One banner read: “Venice is not a reservation, we are not on the way to extinction.”

The authorities sought to play down the protest. “We will put it back together as soon as possible,” the chief of municipal police Marco Agostini told Il Gazzettino. The barriers were later reinstated.

But Cacciari told The Independent that the protesters will be back.

"We will do it again. We cannot resign ourselves to being cooped up in a theme park," he said. "We did it this morning because the gates appeared the day before yesterday, and this was the minimum amount of time we needed to organise ourselves."

Tensions between locals and tourists in Venice reached boiling point last summer as up to 60,000 visitors descended on the city every day, swamping the resident 55,000 population. Up to 30 million tourists arrive each year.

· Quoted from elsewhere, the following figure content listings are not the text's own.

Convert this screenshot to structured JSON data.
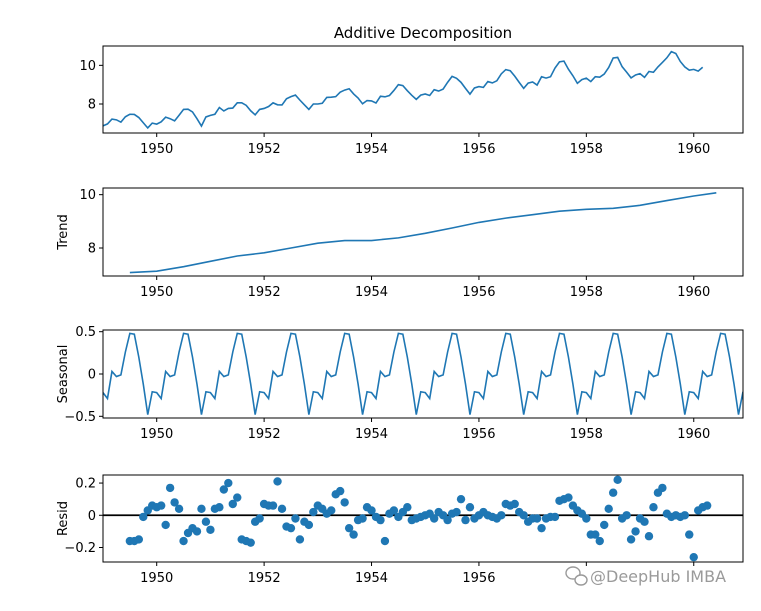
{
  "chart_data": [
    {
      "type": "line",
      "title": "Additive Decomposition",
      "ylabel": "",
      "xlim": [
        1949.0,
        1960.917
      ],
      "ylim": [
        6.5,
        11.0
      ],
      "xticks": [
        1950,
        1952,
        1954,
        1956,
        1958,
        1960
      ],
      "yticks": [
        8,
        10
      ],
      "color": "#1f77b4",
      "series": [
        {
          "x_start": 1949.0,
          "x_step": 0.08333,
          "values": [
            6.87,
            6.97,
            7.22,
            7.18,
            7.06,
            7.34,
            7.47,
            7.46,
            7.3,
            7.03,
            6.76,
            7.01,
            6.96,
            7.08,
            7.32,
            7.24,
            7.13,
            7.42,
            7.72,
            7.73,
            7.59,
            7.24,
            6.86,
            7.33,
            7.41,
            7.47,
            7.82,
            7.64,
            7.77,
            7.79,
            8.06,
            8.06,
            7.93,
            7.65,
            7.44,
            7.72,
            7.77,
            7.87,
            8.06,
            7.96,
            7.95,
            8.27,
            8.38,
            8.46,
            8.2,
            7.96,
            7.72,
            8.0,
            8.0,
            8.04,
            8.34,
            8.35,
            8.38,
            8.61,
            8.72,
            8.79,
            8.52,
            8.31,
            8.01,
            8.18,
            8.16,
            8.05,
            8.4,
            8.37,
            8.44,
            8.7,
            9.0,
            8.95,
            8.69,
            8.45,
            8.24,
            8.46,
            8.52,
            8.44,
            8.74,
            8.67,
            8.77,
            9.12,
            9.43,
            9.33,
            9.12,
            8.81,
            8.51,
            8.83,
            8.9,
            8.86,
            9.16,
            9.09,
            9.2,
            9.56,
            9.78,
            9.72,
            9.44,
            9.12,
            8.81,
            9.08,
            9.14,
            8.98,
            9.41,
            9.34,
            9.41,
            9.86,
            10.18,
            10.22,
            9.8,
            9.46,
            9.07,
            9.26,
            9.34,
            9.16,
            9.41,
            9.39,
            9.55,
            9.89,
            10.38,
            10.41,
            9.93,
            9.65,
            9.35,
            9.5,
            9.57,
            9.38,
            9.68,
            9.64,
            9.92,
            10.15,
            10.39,
            10.71,
            10.61,
            10.2,
            9.92,
            9.75,
            9.79,
            9.7,
            9.9
          ]
        }
      ]
    },
    {
      "type": "line",
      "title": "",
      "ylabel": "Trend",
      "xlim": [
        1949.0,
        1960.917
      ],
      "ylim": [
        6.95,
        10.25
      ],
      "xticks": [
        1950,
        1952,
        1954,
        1956,
        1958,
        1960
      ],
      "yticks": [
        8,
        10
      ],
      "color": "#1f77b4",
      "series": [
        {
          "x": [
            1949.5,
            1950.0,
            1950.5,
            1951.0,
            1951.5,
            1952.0,
            1952.5,
            1953.0,
            1953.5,
            1954.0,
            1954.5,
            1955.0,
            1955.5,
            1956.0,
            1956.5,
            1957.0,
            1957.5,
            1958.0,
            1958.5,
            1959.0,
            1959.5,
            1960.0,
            1960.42
          ],
          "values": [
            7.08,
            7.13,
            7.3,
            7.5,
            7.7,
            7.82,
            8.0,
            8.18,
            8.28,
            8.28,
            8.38,
            8.55,
            8.75,
            8.96,
            9.12,
            9.25,
            9.38,
            9.45,
            9.49,
            9.6,
            9.78,
            9.95,
            10.07
          ]
        }
      ]
    },
    {
      "type": "line",
      "title": "",
      "ylabel": "Seasonal",
      "xlim": [
        1949.0,
        1960.917
      ],
      "ylim": [
        -0.52,
        0.52
      ],
      "xticks": [
        1950,
        1952,
        1954,
        1956,
        1958,
        1960
      ],
      "yticks": [
        -0.5,
        0.0,
        0.5
      ],
      "color": "#1f77b4",
      "pattern": [
        -0.22,
        -0.29,
        0.03,
        -0.03,
        -0.01,
        0.26,
        0.48,
        0.47,
        0.2,
        -0.12,
        -0.48,
        -0.21
      ]
    },
    {
      "type": "scatter",
      "title": "",
      "ylabel": "Resid",
      "xlim": [
        1949.0,
        1960.917
      ],
      "ylim": [
        -0.29,
        0.25
      ],
      "xticks": [
        1950,
        1952,
        1954,
        1956,
        1958,
        1960
      ],
      "yticks": [
        -0.2,
        0.0,
        0.2
      ],
      "xtick_labels_override": {
        "1958": "",
        "1960": ""
      },
      "color": "#1f77b4",
      "hline": 0.0,
      "series": [
        {
          "x_start": 1949.5,
          "x_step": 0.08333,
          "values": [
            -0.16,
            -0.16,
            -0.15,
            -0.01,
            0.03,
            0.06,
            0.05,
            0.06,
            -0.06,
            0.17,
            0.08,
            0.04,
            -0.16,
            -0.11,
            -0.08,
            -0.1,
            0.04,
            -0.04,
            -0.09,
            0.04,
            0.05,
            0.16,
            0.2,
            0.07,
            0.11,
            -0.15,
            -0.16,
            -0.17,
            -0.04,
            -0.02,
            0.07,
            0.06,
            0.06,
            0.21,
            0.04,
            -0.07,
            -0.08,
            -0.02,
            -0.15,
            -0.04,
            -0.06,
            0.02,
            0.06,
            0.04,
            0.01,
            0.03,
            0.13,
            0.15,
            0.08,
            -0.08,
            -0.12,
            -0.03,
            -0.02,
            0.05,
            0.03,
            -0.01,
            -0.03,
            -0.16,
            0.01,
            0.03,
            -0.01,
            0.02,
            0.05,
            -0.03,
            -0.02,
            -0.01,
            0.0,
            0.01,
            -0.02,
            0.02,
            0.0,
            -0.03,
            0.01,
            0.02,
            0.1,
            -0.03,
            0.05,
            -0.02,
            0.0,
            0.02,
            0.0,
            -0.01,
            -0.02,
            0.0,
            0.07,
            0.06,
            0.07,
            0.02,
            0.0,
            -0.04,
            -0.02,
            -0.02,
            -0.08,
            -0.02,
            -0.01,
            -0.01,
            0.09,
            0.1,
            0.11,
            0.06,
            0.03,
            0.01,
            -0.02,
            -0.12,
            -0.12,
            -0.16,
            -0.06,
            0.04,
            0.14,
            0.22,
            -0.02,
            0.0,
            -0.15,
            -0.1,
            -0.02,
            -0.04,
            -0.13,
            0.05,
            0.14,
            0.17,
            0.01,
            -0.01,
            0.0,
            -0.01,
            0.0,
            -0.12,
            -0.26,
            0.03,
            0.05,
            0.06
          ]
        }
      ]
    }
  ],
  "watermark": {
    "icon": "wechat-icon",
    "text": "@DeepHub IMBA"
  }
}
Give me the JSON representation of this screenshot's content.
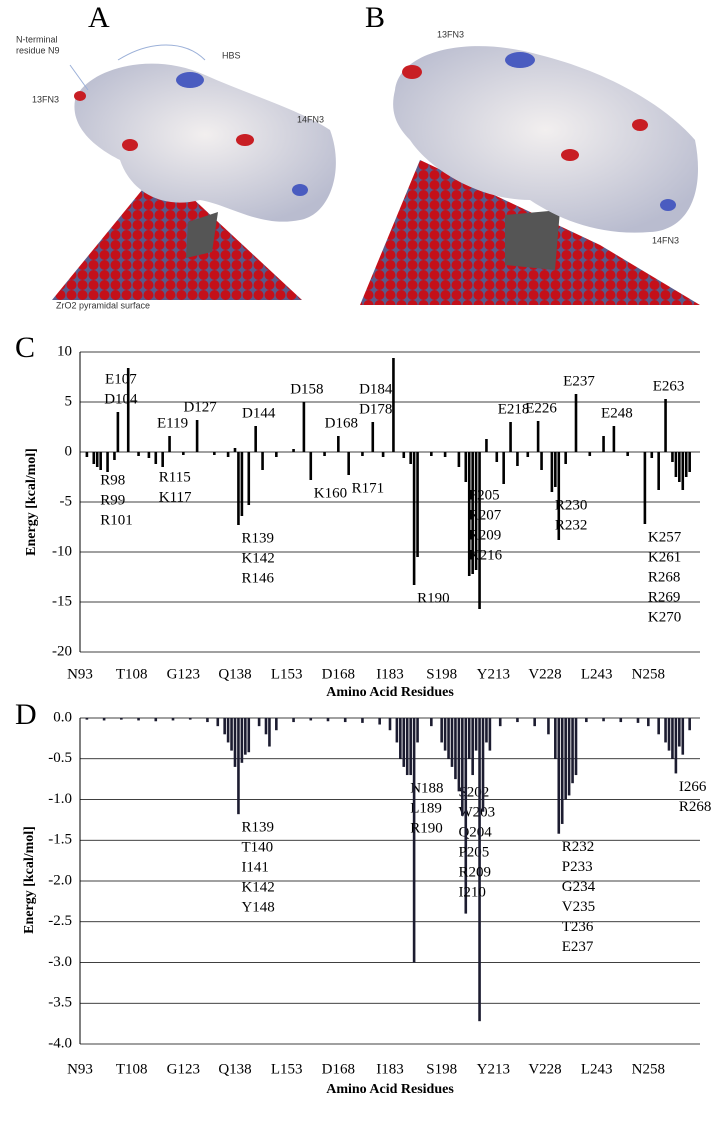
{
  "panels": {
    "A": {
      "letter": "A",
      "n_terminal": [
        "N-terminal",
        "residue  N9"
      ],
      "hbs": "HBS",
      "domain1": "13FN3",
      "domain2": "14FN3",
      "surface": "ZrO2 pyramidal surface"
    },
    "B": {
      "letter": "B",
      "domain1": "13FN3",
      "domain2": "14FN3"
    }
  },
  "chart_data": [
    {
      "type": "bar",
      "label": "C",
      "x_label": "Amino Acid Residues",
      "y_label": "Energy [kcal/mol]",
      "color": "#000000",
      "xlim": [
        93,
        273
      ],
      "ylim": [
        -20,
        10
      ],
      "grid": true,
      "xticks": [
        {
          "value": 93,
          "label": "N93"
        },
        {
          "value": 108,
          "label": "T108"
        },
        {
          "value": 123,
          "label": "G123"
        },
        {
          "value": 138,
          "label": "Q138"
        },
        {
          "value": 153,
          "label": "L153"
        },
        {
          "value": 168,
          "label": "D168"
        },
        {
          "value": 183,
          "label": "I183"
        },
        {
          "value": 198,
          "label": "S198"
        },
        {
          "value": 213,
          "label": "Y213"
        },
        {
          "value": 228,
          "label": "V228"
        },
        {
          "value": 243,
          "label": "L243"
        },
        {
          "value": 258,
          "label": "N258"
        }
      ],
      "yticks": [
        -20,
        -15,
        -10,
        -5,
        0,
        5,
        10
      ],
      "x": [
        95,
        97,
        98,
        99,
        101,
        103,
        104,
        107,
        110,
        113,
        115,
        117,
        119,
        123,
        127,
        132,
        136,
        138,
        139,
        140,
        142,
        144,
        146,
        150,
        155,
        158,
        160,
        164,
        168,
        171,
        175,
        178,
        181,
        184,
        187,
        189,
        190,
        191,
        195,
        199,
        203,
        205,
        206,
        207,
        208,
        209,
        211,
        214,
        216,
        218,
        220,
        223,
        226,
        227,
        230,
        231,
        232,
        234,
        237,
        241,
        245,
        248,
        252,
        257,
        259,
        261,
        263,
        265,
        266,
        267,
        268,
        269,
        270
      ],
      "values": [
        -0.5,
        -1.2,
        -1.5,
        -1.8,
        -2.0,
        -0.8,
        4.0,
        8.4,
        -0.4,
        -0.6,
        -1.2,
        -1.5,
        1.6,
        -0.3,
        3.2,
        -0.3,
        -0.5,
        0.4,
        -7.3,
        -6.4,
        -5.3,
        2.6,
        -1.8,
        -0.5,
        0.3,
        5.0,
        -2.8,
        -0.4,
        1.6,
        -2.3,
        -0.4,
        3.0,
        -0.5,
        9.4,
        -0.6,
        -1.2,
        -13.3,
        -10.5,
        -0.4,
        -0.5,
        -1.5,
        -3.0,
        -12.4,
        -12.2,
        -11.8,
        -15.7,
        1.3,
        -1.0,
        -3.2,
        3.0,
        -1.4,
        -0.5,
        3.1,
        -1.8,
        -4.0,
        -3.5,
        -8.8,
        -1.2,
        5.8,
        -0.4,
        1.6,
        2.6,
        -0.4,
        -7.2,
        -0.6,
        -3.8,
        5.3,
        -1.0,
        -2.5,
        -3.0,
        -3.8,
        -2.5,
        -2.0
      ],
      "labels": [
        null,
        null,
        "R98",
        "R99",
        "R101",
        null,
        "D104",
        "E107",
        null,
        null,
        "R115",
        "K117",
        "E119",
        null,
        "D127",
        null,
        null,
        null,
        "R139",
        null,
        "K142",
        "D144",
        "R146",
        null,
        null,
        "D158",
        "K160",
        null,
        "D168",
        "R171",
        null,
        "D178",
        null,
        "D184",
        null,
        null,
        "R190",
        null,
        null,
        null,
        null,
        "P205",
        null,
        "R207",
        null,
        "R209",
        null,
        null,
        "K216",
        "E218",
        null,
        null,
        "E226",
        null,
        "R230",
        null,
        "R232",
        null,
        "E237",
        null,
        null,
        "E248",
        null,
        "K257",
        null,
        "K261",
        "E263",
        null,
        null,
        null,
        "R268",
        "R269",
        "K270"
      ]
    },
    {
      "type": "bar",
      "label": "D",
      "x_label": "Amino Acid Residues",
      "y_label": "Energy [kcal/mol]",
      "color": "#1c1c30",
      "xlim": [
        93,
        273
      ],
      "ylim": [
        -4,
        0
      ],
      "grid": true,
      "xticks": [
        {
          "value": 93,
          "label": "N93"
        },
        {
          "value": 108,
          "label": "T108"
        },
        {
          "value": 123,
          "label": "G123"
        },
        {
          "value": 138,
          "label": "Q138"
        },
        {
          "value": 153,
          "label": "L153"
        },
        {
          "value": 168,
          "label": "D168"
        },
        {
          "value": 183,
          "label": "I183"
        },
        {
          "value": 198,
          "label": "S198"
        },
        {
          "value": 213,
          "label": "Y213"
        },
        {
          "value": 228,
          "label": "V228"
        },
        {
          "value": 243,
          "label": "L243"
        },
        {
          "value": 258,
          "label": "N258"
        }
      ],
      "yticks": [
        {
          "value": -4,
          "label": "-4.0"
        },
        -3.5,
        {
          "value": -3,
          "label": "-3.0"
        },
        -2.5,
        {
          "value": -2,
          "label": "-2.0"
        },
        -1.5,
        {
          "value": -1,
          "label": "-1.0"
        },
        -0.5,
        {
          "value": 0,
          "label": "0.0"
        }
      ],
      "x": [
        95,
        100,
        105,
        110,
        115,
        120,
        125,
        130,
        133,
        135,
        136,
        137,
        138,
        139,
        140,
        141,
        142,
        145,
        147,
        148,
        150,
        155,
        160,
        165,
        170,
        175,
        180,
        183,
        185,
        186,
        187,
        188,
        189,
        190,
        191,
        195,
        198,
        199,
        200,
        201,
        202,
        203,
        204,
        205,
        206,
        207,
        208,
        209,
        210,
        211,
        212,
        215,
        220,
        225,
        229,
        231,
        232,
        233,
        234,
        235,
        236,
        237,
        240,
        245,
        250,
        255,
        258,
        261,
        263,
        264,
        265,
        266,
        267,
        268,
        270
      ],
      "values": [
        -0.02,
        -0.03,
        -0.02,
        -0.03,
        -0.04,
        -0.03,
        -0.02,
        -0.05,
        -0.1,
        -0.2,
        -0.3,
        -0.4,
        -0.6,
        -1.18,
        -0.55,
        -0.45,
        -0.42,
        -0.1,
        -0.2,
        -0.35,
        -0.15,
        -0.05,
        -0.03,
        -0.04,
        -0.05,
        -0.06,
        -0.08,
        -0.15,
        -0.3,
        -0.5,
        -0.6,
        -0.7,
        -0.7,
        -3.0,
        -0.3,
        -0.1,
        -0.3,
        -0.4,
        -0.5,
        -0.6,
        -0.75,
        -0.9,
        -1.2,
        -2.4,
        -0.5,
        -0.7,
        -0.4,
        -3.72,
        -1.15,
        -0.3,
        -0.4,
        -0.1,
        -0.05,
        -0.1,
        -0.2,
        -0.5,
        -1.42,
        -1.3,
        -1.0,
        -0.95,
        -0.8,
        -0.7,
        -0.05,
        -0.04,
        -0.05,
        -0.06,
        -0.1,
        -0.2,
        -0.3,
        -0.4,
        -0.5,
        -0.68,
        -0.35,
        -0.45,
        -0.15
      ],
      "labels": [
        null,
        null,
        null,
        null,
        null,
        null,
        null,
        null,
        null,
        null,
        null,
        null,
        null,
        "R139",
        "T140",
        "I141",
        "K142",
        null,
        null,
        "Y148",
        null,
        null,
        null,
        null,
        null,
        null,
        null,
        null,
        null,
        null,
        null,
        "N188",
        "L189",
        "R190",
        null,
        null,
        null,
        null,
        null,
        null,
        "S202",
        "W203",
        "Q204",
        "P205",
        null,
        null,
        null,
        "R209",
        "I210",
        null,
        null,
        null,
        null,
        null,
        null,
        null,
        "R232",
        "P233",
        "G234",
        "V235",
        "T236",
        "E237",
        null,
        null,
        null,
        null,
        null,
        null,
        null,
        null,
        null,
        "I266",
        null,
        "R268",
        null
      ]
    }
  ]
}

Paola Mar, in charge of tourism for the city, told The Independent last year that during summer it can be “like war” in the city.

Following a bumper Easter weekend which locals described as untenable, the authorities had set up the gates as a way of controlling footfall and dispersing people along lesser used thoroughfares.

Addressing tourists through a loudspeaker, Baravalle told visitors that the measures are not tackling the problem.

“We have the right to a free city with free entrance,” he said. “The problem is not to limit entrance to tourists; the problem is to give more houses, more apartments to the Venetians and the people who want to live here.

“The mayor wants the city to become a city with no inhabitants.”

Cacciari, well known locally for his political activism, later told The Independent: "For me, the most important thing for Venice would be to treat it like a real city and defend it from the selling off of public heritage, and from her daily rape by cruise ships and mass tourism. We need to prioritise housing policies and incentivise economic growth."

Locals and longtime visitors expressed concern over the plans. Resident Enrico Greifenberg, 46, said:

“It’s clear that this is a bid to limit freedom of movement. It will not keep people safe, and we are not in a state of war.”

JoAnn Locktov, an American who’s been visiting Venice for the past 20 years and publishes books about the city, called the turnstiles a “terribly misguided” move. She said:

“The mayor did this ostensibly to ‘support’ residents, but it was nothing more than a distraction from the critical issues that are killing Venice.

“The protestors today used the occasion to make sure tourists entering the city understand the reality.

“Today magnified the perfect storm that is taking place in Venice: uncontrolled tourism, uncontrolled hospitality development, zero infrastructure strategy for residents, tourists or the environment. There’s a lack of housing and a complete absence of respect for Venetian residents.”